Lamentations — Chapter 5
Synopsis: Fifth elegy — the prayer/peroration. Lapide: this is the 'perorative summary' of all the Threni, as a rhetorical peroration reviews the main arguments. Jeremiah recapitulates all the miseries and prays for mercy and restoration. Notably, this chapter is NOT in alphabetical order (unlike chs.1-4) but has 22 verses (= the 22 letters), signaling completeness without structure — a prayer of utter exhaustion.
Verse 1
Remember, O Lord, what is come upon us: consider, and behold our reproach. The opening anamnesis: God is asked to 'remember' (zechor) — not as if He had forgotten, but as a petition for Him to act on His remembrance. Lapide: 'Remember' in Biblical prayer = 'Act in accordance with your covenant memory.' The entire prayer is a series of such reminders of Israel's destitution.
Verse 15
The joy of our heart is ceased, our dancing is turned into mourning.
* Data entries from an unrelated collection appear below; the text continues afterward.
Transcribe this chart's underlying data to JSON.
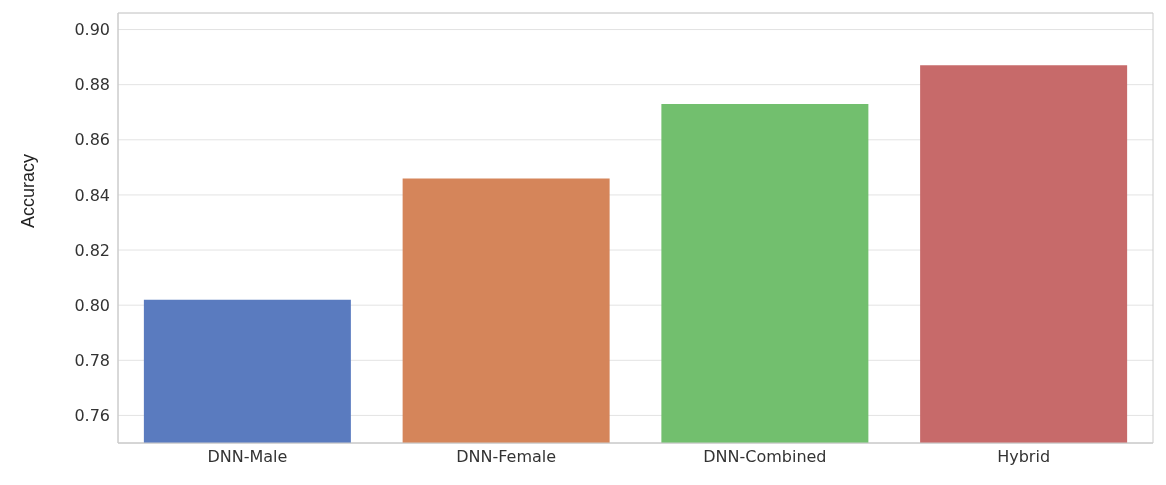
{
  "chart_data": {
    "type": "bar",
    "ylabel": "Accuracy",
    "categories": [
      "DNN-Male",
      "DNN-Female",
      "DNN-Combined",
      "Hybrid"
    ],
    "values": [
      0.802,
      0.846,
      0.873,
      0.887
    ],
    "colors": [
      "#5a7bbf",
      "#d5855a",
      "#72bf6e",
      "#c76a6a"
    ],
    "ylim": [
      0.75,
      0.906
    ],
    "yticks": [
      0.76,
      0.78,
      {
        "value": 0.8,
        "label": "0.80"
      },
      0.82,
      0.84,
      0.86,
      0.88,
      {
        "value": 0.9,
        "label": "0.90"
      }
    ],
    "grid": "y"
  }
}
All festivity ended by the Chaldean destruction. Applied to the spiritual desolation when God withdraws His consolations from the soul.
Verse 21
Convert us, O Lord, to thee, and we shall be converted: renew our days, as from the beginning. The final prayer: 'Convert us' (Converte nos) = not 'let us convert ourselves' but 'You must turn us, then we will be turned.' Lapide: the Augustinian theology of prevenient grace is here fully expressed — conversion must begin with God's initiative, then the human will cooperates. Applied to every act of repentance: it must begin with God's converting grace.
Verse 22
But thou hast utterly rejected us: thou art exceedingly angry with us. The enigmatic last verse: either a genuine expression of despair ('has God truly rejected us forever?') or (Lapide and Jerome) a rhetorical question expecting a negative answer ('Surely You have NOT rejected us forever!'). The liturgical tradition: the synagogue repeats v.21 after v.22 to end on hope. Lapide: the book ends on this suspended note to express the ongoing tension between God's chastisement and His covenant mercy — not yet resolved until the Messiah comes.